In the new version of the general guidelines, the entity stresses that consent is one of the bases on which the GDPR is based. To be legally valid, consent must be clear, informed, explicit, and cannot be forced.
The European Data Protection Committee document explains that the cookie barrier is not a valid way of obtaining users' consent. The entity stresses that forcing users to click the Accept Cookies button does not present itself as a genuine choice.
Another of the points highlighted in the new version of the regulation focuses on the issue of implicit consent, that is, the possibility for a user in European territory to visit a website without indicating his preferences regarding cookies. The Committee states that no website or digital service can validate the act of scrolling through its pages as consent.

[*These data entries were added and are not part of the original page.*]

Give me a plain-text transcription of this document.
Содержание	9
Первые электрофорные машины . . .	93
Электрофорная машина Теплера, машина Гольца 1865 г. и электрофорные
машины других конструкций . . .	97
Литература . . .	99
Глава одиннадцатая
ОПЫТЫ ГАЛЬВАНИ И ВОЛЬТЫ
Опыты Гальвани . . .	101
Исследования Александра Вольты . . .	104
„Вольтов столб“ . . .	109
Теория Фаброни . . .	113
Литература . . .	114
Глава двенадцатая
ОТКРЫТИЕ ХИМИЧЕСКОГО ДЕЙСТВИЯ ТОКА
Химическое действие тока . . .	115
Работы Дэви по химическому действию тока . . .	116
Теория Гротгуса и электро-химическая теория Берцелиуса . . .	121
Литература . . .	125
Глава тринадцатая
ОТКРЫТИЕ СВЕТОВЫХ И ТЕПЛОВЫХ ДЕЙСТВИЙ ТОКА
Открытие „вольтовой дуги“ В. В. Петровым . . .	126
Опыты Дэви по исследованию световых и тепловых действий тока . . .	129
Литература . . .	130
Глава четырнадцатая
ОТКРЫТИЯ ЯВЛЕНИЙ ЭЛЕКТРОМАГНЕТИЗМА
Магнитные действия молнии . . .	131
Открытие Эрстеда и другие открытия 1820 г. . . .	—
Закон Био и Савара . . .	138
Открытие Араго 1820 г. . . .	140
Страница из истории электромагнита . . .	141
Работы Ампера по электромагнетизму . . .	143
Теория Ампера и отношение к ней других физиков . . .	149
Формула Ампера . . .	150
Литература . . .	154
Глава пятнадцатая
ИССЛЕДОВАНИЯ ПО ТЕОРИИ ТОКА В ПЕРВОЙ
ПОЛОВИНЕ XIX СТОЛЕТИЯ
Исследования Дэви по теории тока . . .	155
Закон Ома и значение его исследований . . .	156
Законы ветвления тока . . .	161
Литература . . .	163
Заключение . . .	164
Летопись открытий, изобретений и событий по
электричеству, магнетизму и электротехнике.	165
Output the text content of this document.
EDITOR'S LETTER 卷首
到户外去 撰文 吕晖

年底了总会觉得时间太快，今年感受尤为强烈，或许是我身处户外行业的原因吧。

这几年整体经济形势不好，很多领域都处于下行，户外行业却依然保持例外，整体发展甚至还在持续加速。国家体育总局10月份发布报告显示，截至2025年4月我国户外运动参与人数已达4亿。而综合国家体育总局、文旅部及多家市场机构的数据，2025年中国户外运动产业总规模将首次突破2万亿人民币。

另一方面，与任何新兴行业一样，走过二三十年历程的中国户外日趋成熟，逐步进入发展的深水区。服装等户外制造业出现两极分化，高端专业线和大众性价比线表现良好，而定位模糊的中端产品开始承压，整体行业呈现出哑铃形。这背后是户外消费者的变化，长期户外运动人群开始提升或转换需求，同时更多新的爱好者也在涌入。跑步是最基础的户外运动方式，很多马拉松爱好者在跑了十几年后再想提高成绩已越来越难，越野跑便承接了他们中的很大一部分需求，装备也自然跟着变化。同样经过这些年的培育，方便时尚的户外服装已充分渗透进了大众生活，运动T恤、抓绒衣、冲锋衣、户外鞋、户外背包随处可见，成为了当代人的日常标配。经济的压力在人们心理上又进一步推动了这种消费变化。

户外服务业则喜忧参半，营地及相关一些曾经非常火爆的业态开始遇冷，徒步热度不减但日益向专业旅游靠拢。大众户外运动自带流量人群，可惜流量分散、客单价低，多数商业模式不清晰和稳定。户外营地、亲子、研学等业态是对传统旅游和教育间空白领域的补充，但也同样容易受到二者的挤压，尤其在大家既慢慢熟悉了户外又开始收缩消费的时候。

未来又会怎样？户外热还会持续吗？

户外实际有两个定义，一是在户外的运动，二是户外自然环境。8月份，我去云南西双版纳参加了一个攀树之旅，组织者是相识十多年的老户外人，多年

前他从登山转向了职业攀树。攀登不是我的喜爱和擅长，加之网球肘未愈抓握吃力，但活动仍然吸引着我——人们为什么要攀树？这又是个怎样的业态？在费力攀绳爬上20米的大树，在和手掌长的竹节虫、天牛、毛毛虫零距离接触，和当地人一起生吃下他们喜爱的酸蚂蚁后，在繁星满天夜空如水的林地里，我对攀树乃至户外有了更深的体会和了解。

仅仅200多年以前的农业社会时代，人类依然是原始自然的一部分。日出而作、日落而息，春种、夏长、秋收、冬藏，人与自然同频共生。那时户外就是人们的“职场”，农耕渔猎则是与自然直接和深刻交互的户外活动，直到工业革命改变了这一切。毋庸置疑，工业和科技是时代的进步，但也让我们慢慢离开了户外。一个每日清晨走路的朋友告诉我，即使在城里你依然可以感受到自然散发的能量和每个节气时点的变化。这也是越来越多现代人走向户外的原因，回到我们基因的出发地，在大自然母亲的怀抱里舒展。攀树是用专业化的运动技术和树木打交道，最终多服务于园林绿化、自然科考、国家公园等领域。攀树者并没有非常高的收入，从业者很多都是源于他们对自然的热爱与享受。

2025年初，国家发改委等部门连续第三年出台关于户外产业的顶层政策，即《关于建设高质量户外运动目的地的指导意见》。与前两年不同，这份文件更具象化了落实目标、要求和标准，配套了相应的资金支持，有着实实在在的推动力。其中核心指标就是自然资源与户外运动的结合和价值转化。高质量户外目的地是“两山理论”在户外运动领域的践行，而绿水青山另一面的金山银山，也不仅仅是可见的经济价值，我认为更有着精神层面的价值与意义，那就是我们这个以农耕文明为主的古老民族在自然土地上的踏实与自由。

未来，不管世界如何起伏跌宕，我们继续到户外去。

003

It is recalled that in January an investigation carried out by MIT, in the USA, by University College, in London, and by Aarhus University, in Denmark, revealed the prevalence of websites with designs that manipulate and even were the users to respond from a way that does not protect your data.
The investigation looked at around 10,000 websites in the UK that are managed by companies like QuantCast, OneTrust, TrustArc, Cookiebot and Crownpeak. Several of the web pages use consent management platforms (CMP) to obtain permission for tracking cookies.
The pop-ups that appear on the websites often contain options that arrive pre-selected, something that usually goes unnoticed by the most unsuspecting users. Although it is not a legally valid practice, 56.2% of the websites analyzed contained the type of options in question.